If manner fighter aircraft are facing extinction in the next 40-50 years, what can be said about aircraft carriers? These real big floating cities, visible on the high seas, operating manned fighter aircraft, has defined power – political and military global power, for last 70 years or so. They have been the key instruments of global military reach and have definitely carried the stick whenever, the sole superpower wanted to cajole or influence any other country in the strategic shaping that US has been involved in for last 20 years or so.  They are the instruments of sea-control. However, in the age of accurate, long range missiles and very efficient, effective and stealthier submarines, aircraft carrier has been described as “sitting duck”. To protect an aircraft carrier requires large number of other ships. The age of 40-70 manned aircraft carriers controlling high seas and projecting power may be ending.

During this phase, if Indian navy is planning, continuing the previous century’s lethality thinking, to operate 3 manned aircraft carriers – and committing large number of other ships to escort, protect and support these aircraft carriers – it can only be explained in terms of very slow process of understanding of shifts in the modern warfare – may be limited understanding of new revolutions in military affairs.

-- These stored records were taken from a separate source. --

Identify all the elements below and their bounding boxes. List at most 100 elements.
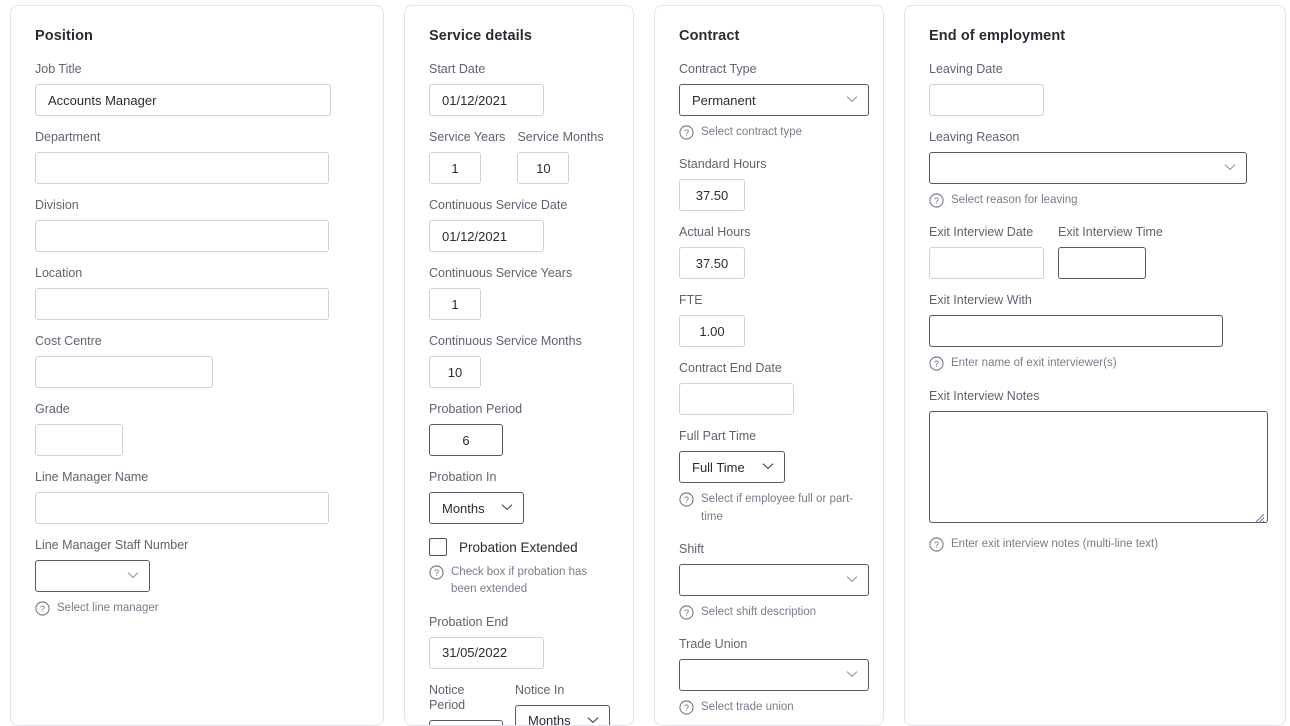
notice-in-select[interactable] — [515, 704, 610, 725]
help-circle-icon: ? — [679, 125, 694, 140]
hint-line-manager: ? Select line manager — [35, 600, 359, 617]
label-start-date: Start Date — [429, 62, 486, 76]
leaving-reason-select[interactable] — [929, 152, 1247, 184]
svg-text:?: ? — [934, 539, 939, 549]
department-input[interactable] — [35, 152, 329, 184]
field-cost-centre: Cost Centre — [35, 334, 359, 388]
grade-input[interactable] — [35, 424, 123, 456]
exit-interview-date-input[interactable] — [929, 247, 1044, 280]
hint-exit-interview-notes: ? Enter exit interview notes (multi-line… — [929, 536, 1261, 553]
start-date-input[interactable] — [429, 84, 544, 116]
label-continuous-service-date: Continuous Service Date — [429, 198, 568, 212]
line-manager-staff-number-select[interactable] — [35, 560, 150, 592]
leaving-reason-input[interactable] — [929, 152, 1247, 184]
label-grade: Grade — [35, 402, 70, 416]
label-leaving-reason: Leaving Reason — [929, 130, 1020, 144]
svg-text:?: ? — [684, 608, 689, 618]
standard-hours-input[interactable] — [679, 179, 745, 212]
panel-title-service-details: Service details — [429, 28, 533, 44]
field-leaving-reason: Leaving Reason — [929, 130, 1261, 184]
employment-record-form: Position Job Title Department Division L… — [0, 0, 1290, 726]
svg-text:?: ? — [434, 568, 439, 578]
row-probation-extended[interactable]: Probation Extended — [429, 538, 609, 556]
probation-period-input[interactable] — [429, 424, 503, 456]
label-probation-end: Probation End — [429, 614, 509, 629]
label-service-years: Service Years — [429, 130, 506, 144]
shift-select[interactable] — [679, 563, 869, 596]
continuous-service-months-input[interactable] — [429, 356, 481, 388]
svg-text:?: ? — [684, 128, 689, 138]
label-exit-interview-time: Exit Interview Time — [1058, 225, 1163, 240]
division-input[interactable] — [35, 220, 329, 252]
label-fte: FTE — [679, 293, 703, 308]
service-years-input[interactable] — [429, 152, 481, 184]
full-part-time-input[interactable] — [679, 451, 785, 484]
actual-hours-input[interactable] — [679, 247, 745, 280]
field-continuous-service-years: Continuous Service Years — [429, 266, 609, 320]
panel-title-end-of-employment: End of employment — [929, 28, 1066, 44]
shift-input[interactable] — [679, 563, 869, 596]
field-contract-type: Contract Type — [679, 62, 869, 116]
hint-text-exit-interview-with: Enter name of exit interviewer(s) — [951, 357, 1117, 370]
exit-interview-notes-textarea[interactable] — [929, 410, 1268, 523]
service-months-input[interactable] — [517, 152, 570, 184]
help-circle-icon: ? — [35, 601, 50, 616]
field-service-months: Service Months — [517, 130, 604, 184]
contract-end-date-input[interactable] — [679, 383, 794, 416]
exit-interview-time-input[interactable] — [1058, 247, 1146, 280]
panel-position: Position Job Title Department Division L… — [10, 5, 384, 726]
help-circle-icon: ? — [429, 565, 444, 580]
notice-period-input[interactable] — [429, 719, 503, 725]
location-input[interactable] — [35, 288, 329, 320]
probation-end-input[interactable] — [429, 636, 544, 669]
row-exit-interview-datetime: Exit Interview Date Exit Interview Time — [929, 225, 1261, 293]
label-notice-in: Notice In — [515, 682, 565, 697]
row-notice: Notice Period Notice In — [429, 682, 610, 725]
hint-trade-union: ? Select trade union — [679, 699, 859, 716]
hint-text-full-part-time: Select if employee full or part-time — [701, 493, 854, 523]
full-part-time-select[interactable] — [679, 451, 785, 484]
label-exit-interview-date: Exit Interview Date — [929, 225, 1034, 240]
probation-in-input[interactable] — [429, 492, 524, 524]
contract-type-input[interactable] — [679, 84, 869, 116]
line-manager-staff-number-input[interactable] — [35, 560, 150, 592]
label-line-manager-staff-number: Line Manager Staff Number — [35, 538, 189, 552]
probation-extended-checkbox[interactable] — [429, 538, 447, 556]
continuous-service-years-input[interactable] — [429, 288, 481, 320]
label-probation-in: Probation In — [429, 470, 497, 484]
contract-type-select[interactable] — [679, 84, 869, 116]
svg-text:?: ? — [934, 359, 939, 369]
exit-interview-notes-wrapper[interactable] — [929, 410, 1268, 523]
field-continuous-service-date: Continuous Service Date — [429, 198, 609, 252]
hint-text-exit-interview-notes: Enter exit interview notes (multi-line t… — [951, 537, 1159, 550]
field-service-years: Service Years — [429, 130, 505, 184]
fte-input[interactable] — [679, 315, 745, 348]
label-continuous-service-years: Continuous Service Years — [429, 266, 573, 280]
leaving-date-input[interactable] — [929, 84, 1044, 116]
help-circle-icon: ? — [929, 356, 944, 371]
label-location: Location — [35, 266, 83, 280]
job-title-input[interactable] — [35, 84, 331, 116]
field-exit-interview-date: Exit Interview Date — [929, 225, 1044, 280]
field-probation-in: Probation In — [429, 470, 609, 524]
field-exit-interview-notes: Exit Interview Notes — [929, 389, 1268, 528]
label-trade-union: Trade Union — [679, 637, 748, 651]
notice-in-input[interactable] — [515, 704, 610, 725]
label-exit-interview-with: Exit Interview With — [929, 293, 1032, 308]
field-division: Division — [35, 198, 359, 252]
trade-union-input[interactable] — [679, 659, 869, 691]
hint-text-leaving-reason: Select reason for leaving — [951, 194, 1078, 206]
exit-interview-with-input[interactable] — [929, 315, 1223, 348]
field-trade-union: Trade Union — [679, 637, 869, 691]
svg-text:?: ? — [684, 495, 689, 505]
trade-union-select[interactable] — [679, 659, 869, 691]
hint-exit-interview-with: ? Enter name of exit interviewer(s) — [929, 355, 1261, 372]
cost-centre-input[interactable] — [35, 356, 213, 388]
line-manager-name-input[interactable] — [35, 492, 329, 524]
probation-in-select[interactable] — [429, 492, 524, 524]
hint-leaving-reason: ? Select reason for leaving — [929, 192, 1261, 209]
field-start-date: Start Date — [429, 62, 609, 116]
panel-service-details: Service details Start Date Service Years… — [404, 5, 634, 726]
field-probation-end: Probation End — [429, 615, 609, 669]
continuous-service-date-input[interactable] — [429, 220, 544, 252]
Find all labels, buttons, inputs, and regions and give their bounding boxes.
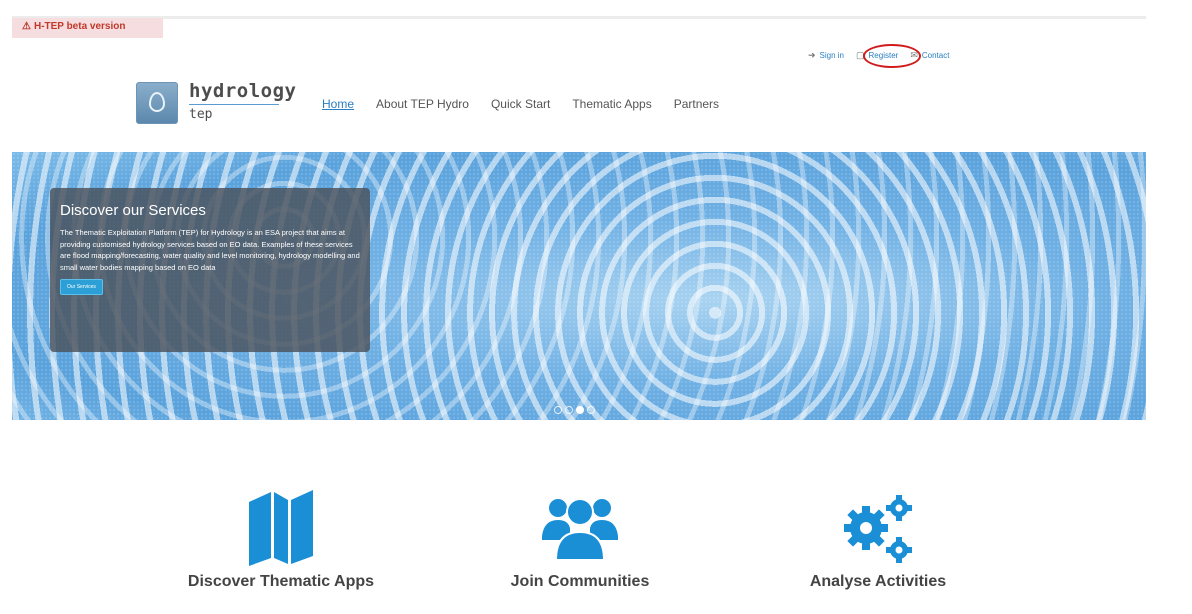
- nav-thematic-apps[interactable]: Thematic Apps: [572, 97, 651, 111]
- carousel-dot[interactable]: [554, 406, 562, 414]
- hero-body: The Thematic Exploitation Platform (TEP)…: [60, 228, 360, 272]
- utility-nav: ➜ Sign in ▢ Register ✉ Contact: [808, 44, 961, 68]
- logo-title[interactable]: hydrology: [189, 80, 296, 102]
- carousel-dot-active[interactable]: [576, 406, 584, 414]
- carousel-dot[interactable]: [565, 406, 573, 414]
- carousel-indicators: [554, 406, 598, 414]
- logo-subtitle: tep: [189, 107, 213, 122]
- register-label-wrap: Register: [862, 44, 921, 68]
- feature-label: Analyse Activities: [809, 573, 947, 590]
- our-services-button[interactable]: Our Services: [60, 279, 103, 296]
- main-nav: Home About TEP Hydro Quick Start Themati…: [322, 97, 741, 111]
- nav-partners[interactable]: Partners: [674, 97, 719, 111]
- register-highlight-circle: [862, 44, 921, 68]
- nav-about[interactable]: About TEP Hydro: [376, 97, 469, 111]
- beta-banner: ⚠ H-TEP beta version: [12, 18, 163, 38]
- warning-icon: ⚠: [22, 21, 31, 32]
- gears-icon: [838, 488, 918, 568]
- users-icon: [540, 488, 620, 568]
- sign-in-label: Sign in: [819, 51, 845, 60]
- feature-label: Join Communities: [510, 573, 650, 590]
- sign-in-link[interactable]: ➜ Sign in: [808, 50, 844, 61]
- logo-icon[interactable]: [136, 82, 178, 124]
- map-icon: [241, 488, 321, 568]
- nav-quick-start[interactable]: Quick Start: [491, 97, 550, 111]
- feature-label: Discover Thematic Apps: [187, 573, 375, 590]
- nav-home[interactable]: Home: [322, 97, 354, 111]
- logo-divider: [189, 104, 279, 105]
- register-link[interactable]: ▢ Register: [856, 44, 921, 68]
- contact-label: Contact: [921, 51, 950, 60]
- beta-banner-text: H-TEP beta version: [33, 21, 126, 32]
- hero-carousel: Discover our Services The Thematic Explo…: [12, 152, 1146, 420]
- hero-caption-panel: Discover our Services The Thematic Explo…: [50, 188, 370, 352]
- top-divider: [12, 16, 1146, 19]
- water-drop-icon: [149, 92, 165, 112]
- sign-in-icon: ➜: [808, 50, 816, 60]
- hero-title: Discover our Services: [60, 202, 206, 219]
- carousel-dot[interactable]: [587, 406, 595, 414]
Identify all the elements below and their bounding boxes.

If indeed aircraft carrier (the manned aircraft carrier) is not the right choice, are we saying death of aircraft carrier? Just like many other weapons systems and platforms, typical evolution of technical systems leads to changes in the way these systems are designed and used. Potential ways in which the concept of aircraft carrier and the investment made in these ships still can be optimally utilized and meshed in a new doctrine. Most likely future of manned fighter aircraft is what people call Unmanned Combat Aerial Vehicle (UCAV). Technologies exist to make such systems viable and robust to the extent they can be used at the fraction of the cost fighter aircraft and without endangering the human life as in the case of fighter planes.

Indian Navy should integrate UCAV and other possible unmanned remote systems to be placed on smaller ships instead of the big aircraft carriers. These remote unmanned systems can be aerial vehicles, submarines or even unmanned missile boats. The future of networked smaller ships with multi-dimensional capabilities that can disperse and re-assemble to swarm an enemy ship, positions or systems, will prove to be true network centric capability.

Conclusions

Given the shift to the new age of lethality which is network centric rather than platform centric, too much focus on platforms such as manned aircraft carriers will actually do more harm in future war making capabilities of the nation. We propose a rethink to integrate network centric concepts of smaller nodes connected through robust links with remote lethality capabilities that has more unmanned and virtual. We propose a focus on unmanned aircraft carriers – or more appropriately UCAV carrier groups which are smaller, swifter and we conjecture more lethal in the new age of lethality.